Doğu - Güneydoğu’ya satılan HDP ile Batı’ya satılan HDP aynı değil. Hatta Batı’ya satılan HDP’nin bile satış yapılan mahallelere göre farklılaşması söz konusu.
HDP, Doğu - Güneydoğu’da Kürt milliyetçiliği satıyor. Öyle bir pazar oluşturdu. Ancak bu pazarda bile alıcısı çok değil. Çünkü bir, sattığı malın cinsi - kalitesi müşterilerin beklentisine uygun değil, hatta defolu, ikincisi satıcılara güven yok.
Sonuçta Doğu - Güneydoğu’da pazarın müşteri çoğunluğu Kürtlerden oluşuyor. İslami karakterleri çok belirgin olan Kürt toplumunda ümmet bilinci ulus bilincinden çok öncelikli. Artı, ümmet bilinci içinde bir de millet bilinci saklanmış olsa bile, bunun marksist - ateist hormonla bulanmış hali Kürtlere yabancı. Bu durum son versiyonu HDP olan hareketin, Kürtlere empozesini ancak silah zoruna bağlı hale getiriyor. Ki öyle de oldu. On yıllar içinde hareket kendini Kürtlere “terör” ile empoze etti. Örgütün çatışması ülkenin güvenlik kuvvetleriyle oldu ama terörün fiili cenderesi, bölge halkı üzerinde gerçekleşti.

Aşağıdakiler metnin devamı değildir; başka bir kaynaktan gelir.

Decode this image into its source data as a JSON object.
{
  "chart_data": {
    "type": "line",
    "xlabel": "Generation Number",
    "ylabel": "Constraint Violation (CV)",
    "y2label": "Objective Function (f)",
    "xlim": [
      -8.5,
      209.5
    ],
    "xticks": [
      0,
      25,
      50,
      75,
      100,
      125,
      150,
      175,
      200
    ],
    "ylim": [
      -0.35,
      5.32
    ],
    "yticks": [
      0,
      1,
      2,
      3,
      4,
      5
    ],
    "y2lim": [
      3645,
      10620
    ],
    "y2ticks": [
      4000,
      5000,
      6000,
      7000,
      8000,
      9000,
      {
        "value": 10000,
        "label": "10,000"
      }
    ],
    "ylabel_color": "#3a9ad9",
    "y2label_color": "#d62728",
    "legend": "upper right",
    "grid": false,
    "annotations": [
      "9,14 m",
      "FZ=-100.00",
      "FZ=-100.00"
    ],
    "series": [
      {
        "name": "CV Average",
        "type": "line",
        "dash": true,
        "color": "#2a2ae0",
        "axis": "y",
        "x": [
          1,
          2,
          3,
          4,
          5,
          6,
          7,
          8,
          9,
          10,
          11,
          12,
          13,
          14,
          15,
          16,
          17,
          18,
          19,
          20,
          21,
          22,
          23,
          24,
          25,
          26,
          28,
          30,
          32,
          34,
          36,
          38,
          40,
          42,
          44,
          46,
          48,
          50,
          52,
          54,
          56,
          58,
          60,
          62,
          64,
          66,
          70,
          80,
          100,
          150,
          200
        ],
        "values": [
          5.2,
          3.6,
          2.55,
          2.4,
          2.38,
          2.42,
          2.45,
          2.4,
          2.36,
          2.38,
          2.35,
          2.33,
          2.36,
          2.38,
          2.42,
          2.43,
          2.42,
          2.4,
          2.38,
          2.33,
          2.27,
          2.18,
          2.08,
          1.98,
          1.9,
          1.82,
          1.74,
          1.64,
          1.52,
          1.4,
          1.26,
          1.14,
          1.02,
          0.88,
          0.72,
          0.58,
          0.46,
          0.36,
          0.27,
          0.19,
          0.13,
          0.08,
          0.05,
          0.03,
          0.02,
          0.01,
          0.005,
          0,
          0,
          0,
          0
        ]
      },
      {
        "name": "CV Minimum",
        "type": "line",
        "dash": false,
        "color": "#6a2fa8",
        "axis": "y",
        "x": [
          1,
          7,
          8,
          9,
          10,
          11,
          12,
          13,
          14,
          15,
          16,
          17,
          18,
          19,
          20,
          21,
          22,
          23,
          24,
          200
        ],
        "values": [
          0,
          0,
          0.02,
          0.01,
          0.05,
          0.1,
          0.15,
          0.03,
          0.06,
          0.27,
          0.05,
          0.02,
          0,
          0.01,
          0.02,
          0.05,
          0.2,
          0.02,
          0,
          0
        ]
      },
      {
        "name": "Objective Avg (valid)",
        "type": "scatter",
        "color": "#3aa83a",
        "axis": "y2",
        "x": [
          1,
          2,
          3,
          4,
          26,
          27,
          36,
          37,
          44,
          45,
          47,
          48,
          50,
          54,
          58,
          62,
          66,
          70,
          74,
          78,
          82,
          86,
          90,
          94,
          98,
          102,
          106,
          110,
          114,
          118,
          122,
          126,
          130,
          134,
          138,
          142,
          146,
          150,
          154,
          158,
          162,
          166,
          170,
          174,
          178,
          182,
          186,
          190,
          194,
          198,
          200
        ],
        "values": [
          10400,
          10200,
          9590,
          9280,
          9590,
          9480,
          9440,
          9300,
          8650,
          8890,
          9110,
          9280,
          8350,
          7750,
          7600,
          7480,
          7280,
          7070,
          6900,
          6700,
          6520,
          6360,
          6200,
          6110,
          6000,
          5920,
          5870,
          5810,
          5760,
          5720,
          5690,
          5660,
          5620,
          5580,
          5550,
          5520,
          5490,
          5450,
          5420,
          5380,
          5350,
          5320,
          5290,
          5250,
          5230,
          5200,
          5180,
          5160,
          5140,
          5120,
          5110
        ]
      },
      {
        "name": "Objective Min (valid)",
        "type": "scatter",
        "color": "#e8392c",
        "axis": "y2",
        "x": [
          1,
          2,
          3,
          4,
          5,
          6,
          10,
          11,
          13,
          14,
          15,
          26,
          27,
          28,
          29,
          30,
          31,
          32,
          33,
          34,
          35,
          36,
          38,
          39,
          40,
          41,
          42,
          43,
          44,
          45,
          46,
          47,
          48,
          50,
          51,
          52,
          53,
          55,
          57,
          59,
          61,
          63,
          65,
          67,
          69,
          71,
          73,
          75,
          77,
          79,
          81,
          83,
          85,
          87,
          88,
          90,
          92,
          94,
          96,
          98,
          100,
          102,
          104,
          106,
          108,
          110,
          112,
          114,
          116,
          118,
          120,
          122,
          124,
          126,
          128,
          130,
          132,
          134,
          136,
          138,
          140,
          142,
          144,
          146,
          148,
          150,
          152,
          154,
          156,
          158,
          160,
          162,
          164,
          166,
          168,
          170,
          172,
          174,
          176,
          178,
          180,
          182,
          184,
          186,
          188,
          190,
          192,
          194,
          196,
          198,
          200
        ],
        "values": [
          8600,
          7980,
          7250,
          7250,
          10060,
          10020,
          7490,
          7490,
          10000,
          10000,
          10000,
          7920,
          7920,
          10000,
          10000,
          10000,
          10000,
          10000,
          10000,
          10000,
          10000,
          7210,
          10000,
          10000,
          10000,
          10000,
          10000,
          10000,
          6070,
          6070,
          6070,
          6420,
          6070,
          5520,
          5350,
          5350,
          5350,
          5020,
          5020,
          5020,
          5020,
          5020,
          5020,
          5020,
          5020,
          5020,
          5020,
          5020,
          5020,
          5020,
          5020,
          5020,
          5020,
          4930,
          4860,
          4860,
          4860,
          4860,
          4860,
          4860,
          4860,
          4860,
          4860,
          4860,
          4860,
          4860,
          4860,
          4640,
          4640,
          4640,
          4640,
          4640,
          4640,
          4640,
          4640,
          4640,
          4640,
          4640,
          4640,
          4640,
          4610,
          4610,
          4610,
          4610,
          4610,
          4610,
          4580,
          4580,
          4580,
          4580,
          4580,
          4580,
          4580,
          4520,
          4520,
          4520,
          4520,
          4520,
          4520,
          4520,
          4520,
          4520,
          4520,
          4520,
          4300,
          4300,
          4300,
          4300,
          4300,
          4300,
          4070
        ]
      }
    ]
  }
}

Bugün de seçim atmosferinin gerçeği yine terördür. Doğu - Güneydoğu’da seçim denince en başat gündem seçim güvenliği oluyorsa, bu, bölge insanının nasıl bir örgüt cenderesine maruz kaldığını gösterir.
Ama bu gerçek, Ak Parti’den kurtulmak için bütün yatırımını HDP üzerine yapan, “Proje odakları”nın asla görmediği bir husus. Görmediği ve göstermediği.
Doğu - Güneydoğu’daki seçim iklimini Batı’ya taşısalardı, o zaman, HDP, terörün ön yüzü haline gelecek ve asla alıcısı bulunmayacaktı.
Ama bütün proje HDP’nin barajı aşmasına bağlandığı ve bunun için de HDP’nin Batı’dan oy alması gerektiği için, Batı’ya pazarlanacak bir HDP imal etmek lazım, bu da “Barış”ı diline pelesenk etmiş bir sözcülükle mümkün. İşte Selahattin Demirtaş güzellemeleri bu projenin içinden çıkıyor.